Subjects were selected from a Natural History, Long-term Follow-up and Pathogenesis Study of HIV Infection at the Maternal, Child, Adolescent Center for Infectious Diseases and Virology at the Los Angeles County, and the University of Southern California Medical Center in Los Angeles, CA. Informed consent was obtained for each patient in this IRB-approved study. At each routine clinic visit, a blood specimen was stored in the MCA repository for future research. Additional specimens from uninfected subjects were provided by individuals volunteering for another IRB approved sub-study of the Natural History Study.
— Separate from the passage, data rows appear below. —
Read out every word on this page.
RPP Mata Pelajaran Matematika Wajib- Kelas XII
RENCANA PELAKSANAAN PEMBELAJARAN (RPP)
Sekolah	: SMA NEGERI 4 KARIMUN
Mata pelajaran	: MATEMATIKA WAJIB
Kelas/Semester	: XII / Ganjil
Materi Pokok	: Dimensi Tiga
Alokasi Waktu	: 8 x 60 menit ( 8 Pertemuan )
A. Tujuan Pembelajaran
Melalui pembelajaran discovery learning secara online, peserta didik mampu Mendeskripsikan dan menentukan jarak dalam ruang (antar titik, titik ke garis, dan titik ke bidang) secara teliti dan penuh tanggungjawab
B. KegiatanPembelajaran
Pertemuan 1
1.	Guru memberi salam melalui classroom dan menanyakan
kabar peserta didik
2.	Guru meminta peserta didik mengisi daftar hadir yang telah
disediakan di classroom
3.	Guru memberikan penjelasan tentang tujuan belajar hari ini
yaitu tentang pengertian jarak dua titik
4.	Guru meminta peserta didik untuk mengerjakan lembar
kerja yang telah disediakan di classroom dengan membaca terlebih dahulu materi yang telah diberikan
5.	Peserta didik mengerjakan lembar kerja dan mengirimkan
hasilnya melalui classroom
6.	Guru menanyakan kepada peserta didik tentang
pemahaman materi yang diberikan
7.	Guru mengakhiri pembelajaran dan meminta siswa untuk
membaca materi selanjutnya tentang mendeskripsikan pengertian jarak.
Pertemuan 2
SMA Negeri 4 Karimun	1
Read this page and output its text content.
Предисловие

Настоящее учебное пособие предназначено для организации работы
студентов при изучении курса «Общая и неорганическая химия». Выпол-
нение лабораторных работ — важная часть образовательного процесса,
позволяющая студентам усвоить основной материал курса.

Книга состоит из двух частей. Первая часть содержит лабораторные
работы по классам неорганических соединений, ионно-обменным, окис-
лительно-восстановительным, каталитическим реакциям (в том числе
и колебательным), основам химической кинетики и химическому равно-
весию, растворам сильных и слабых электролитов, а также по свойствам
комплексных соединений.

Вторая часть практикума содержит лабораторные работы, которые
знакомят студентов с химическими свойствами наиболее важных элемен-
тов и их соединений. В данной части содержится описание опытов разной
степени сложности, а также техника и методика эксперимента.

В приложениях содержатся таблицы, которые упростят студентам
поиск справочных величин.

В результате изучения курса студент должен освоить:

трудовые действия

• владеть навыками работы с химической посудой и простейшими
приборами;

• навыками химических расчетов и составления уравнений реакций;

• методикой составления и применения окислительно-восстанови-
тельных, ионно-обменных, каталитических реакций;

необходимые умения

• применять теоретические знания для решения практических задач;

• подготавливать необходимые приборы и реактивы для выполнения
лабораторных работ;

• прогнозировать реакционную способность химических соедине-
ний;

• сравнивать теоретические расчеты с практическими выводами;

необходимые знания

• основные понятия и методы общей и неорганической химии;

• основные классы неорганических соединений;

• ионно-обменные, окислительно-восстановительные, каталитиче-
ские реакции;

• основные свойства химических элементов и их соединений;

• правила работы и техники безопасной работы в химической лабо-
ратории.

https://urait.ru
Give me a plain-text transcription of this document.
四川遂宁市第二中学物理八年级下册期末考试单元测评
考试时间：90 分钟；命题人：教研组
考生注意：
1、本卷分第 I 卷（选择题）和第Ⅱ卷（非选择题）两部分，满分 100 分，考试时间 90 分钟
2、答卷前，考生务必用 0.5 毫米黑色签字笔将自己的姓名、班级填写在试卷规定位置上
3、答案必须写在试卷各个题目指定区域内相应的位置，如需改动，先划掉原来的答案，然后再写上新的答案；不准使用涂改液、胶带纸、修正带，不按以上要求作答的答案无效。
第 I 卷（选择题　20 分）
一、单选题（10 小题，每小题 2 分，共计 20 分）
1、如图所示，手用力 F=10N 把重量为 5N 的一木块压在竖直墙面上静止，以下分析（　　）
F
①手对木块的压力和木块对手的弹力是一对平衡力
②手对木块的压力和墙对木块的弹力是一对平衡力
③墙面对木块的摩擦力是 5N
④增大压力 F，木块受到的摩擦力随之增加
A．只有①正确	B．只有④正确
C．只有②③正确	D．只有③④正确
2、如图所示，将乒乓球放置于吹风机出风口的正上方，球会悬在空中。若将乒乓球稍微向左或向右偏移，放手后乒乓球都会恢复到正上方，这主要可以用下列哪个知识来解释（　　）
Based on the availability of repository specimens collected between 2008 and 2011, patients fitting desired experimental criteria were selected and organized into groups with careful definition of clinical and virologic parameters. The most recently collected specimen available for each subject was selected to be used to measure gene expression. Subjects were chosen based on their HIV infection status, HIV exposure status, HIV viral load, and antiretroviral treatment status. The goal was to select approximately 10 subjects in three groups of patients infected with HIV based on their HIV viral load and treatment status, and two groups of uninfected patients based on their HIV exposure status. Among the patients infected with HIV, the following were selected: (i) 15 patients who received antiretroviral treatment and had an undetectable viral load (<50 copies/ml) for at least 2 years (infected/treated/non-viremic); (ii) nine subjects who also received antiretroviral treatment but who had a high viral load at the time of specimen collection of >10,000 copies/ml (infected/treated/high viral load); and (iii) nine patients who were not receiving treatment at the time of the specimen (infected/untreated). Among the uninfected individuals, nine were exposed perinatally to HIV but uninfected, and seven were unexposed. Other variables collected in the Natural History Study included antiretroviral drug regimen, gender, age at the time of the specimen collection, sex, ethnicity, perinatal versus behavioral mode of HIV transmission, race/ethnicity, and CD4 count at the time of the specimen collection.

Isolation of CD4+ T Cells

Peripheral blood mononuclear cells (PBMCs) were isolated from whole blood by density gradient centrifugation. The anticoagulant used was either EDTA or acid citrate dextrose. The cells were then cryopreserved in 90% fetal bovine serum with 10% DMSO and stored in liquid nitrogen until needed. All cells were cryopreserved between November, 2007 and October, 2011. Aliquots of frozen PBMCs were rapidly thawed and washed twice using 37°C water-bath warmed RPMI-1640 supplemented with 10% FBS. Cells were resuspended in PBS containing 2% FBS, and then aliquots were stained with trypan blue and evaluated for cell viability and recoverability. The CD4+ fraction of the total PBMCs was magnetically labeled with CD4 Microbeads (Miltenyi Biotec, Cambridge, MA). CD4+ cells were separated from the cell suspension in a column within a magnetic field. The column was then removed from the magnetic field, and the purified cells were eluted as the positively selected cell fraction and immediately processed for RNA isolation. Sample purity was assessed by flow cytometry, as described below.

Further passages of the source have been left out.